Bias Across User Experience Research: LLMs can amplify existing biases in HCI research by reflecting the perspectives and experiences of the limited data used in their training. The article suggests strategies to mitigate this, such as using multiple diverse LLMs and critically examining the interplay between LLM biases and human subject data.
LLMs for Cross-Validation and Analysis Support: While LLMs present opportunities to support data analysis and validation across HCI's diverse research methods, the article cautions against over-reliance on LLMs, which could introduce new reproducibility issues.
Defining New Reporting Requirements and Educating the Community: The article proposes establishing clear documentation requirements for LLM usage in HCI research, providing educational resources for the community, and incentivizing the development of transparent and accessible LLMs.
Addressing the Risk of Increased Research Pressure: The article acknowledges the potential for LLMs to increase publication pressure, which could lead to premature adoption and suboptimal practices. It suggests managing expectations, quickly developing and communicating best practices, and educating peer reviewers to mitigate these risks.

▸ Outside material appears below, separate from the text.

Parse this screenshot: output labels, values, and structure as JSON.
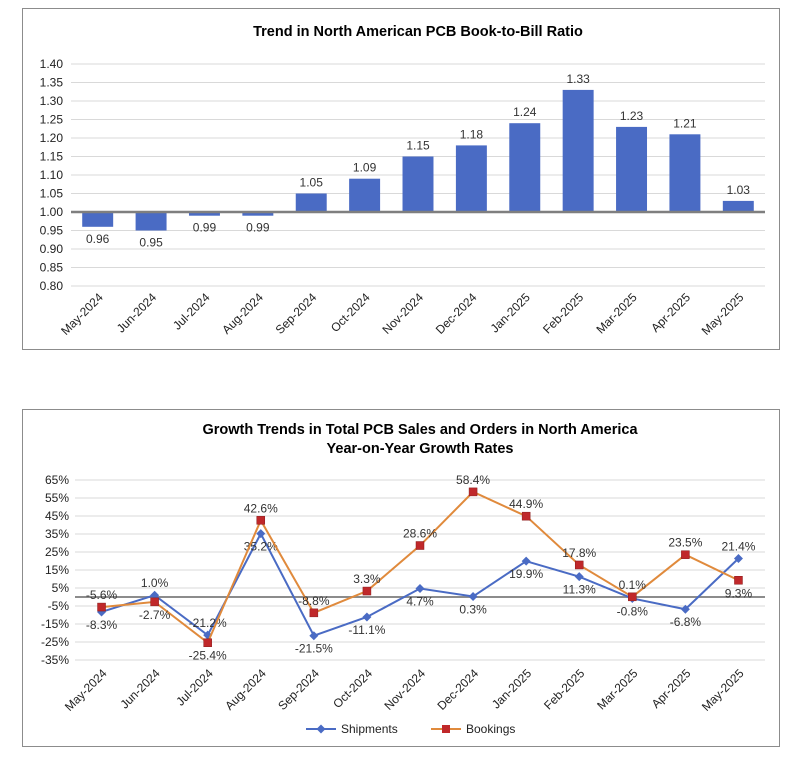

Overall, the article advocates for a comprehensive and proactive approach to addressing reproducibility challenges posed by the increasing use of LLMs in HCI research, with the goal of maintaining the credibility and validity of HCI findings.
Stats
ChatGPT reached 1 million users within five days after its release and currently has over 180 million users.
Quotes
"By using LLMs, we might make UCD cheaper and hence more widely applicable; at the same time, though, we put pressure on the field to move this way to stay competitive. Hence, the transparency about how UCD is conducted and to what extent models are used is critical."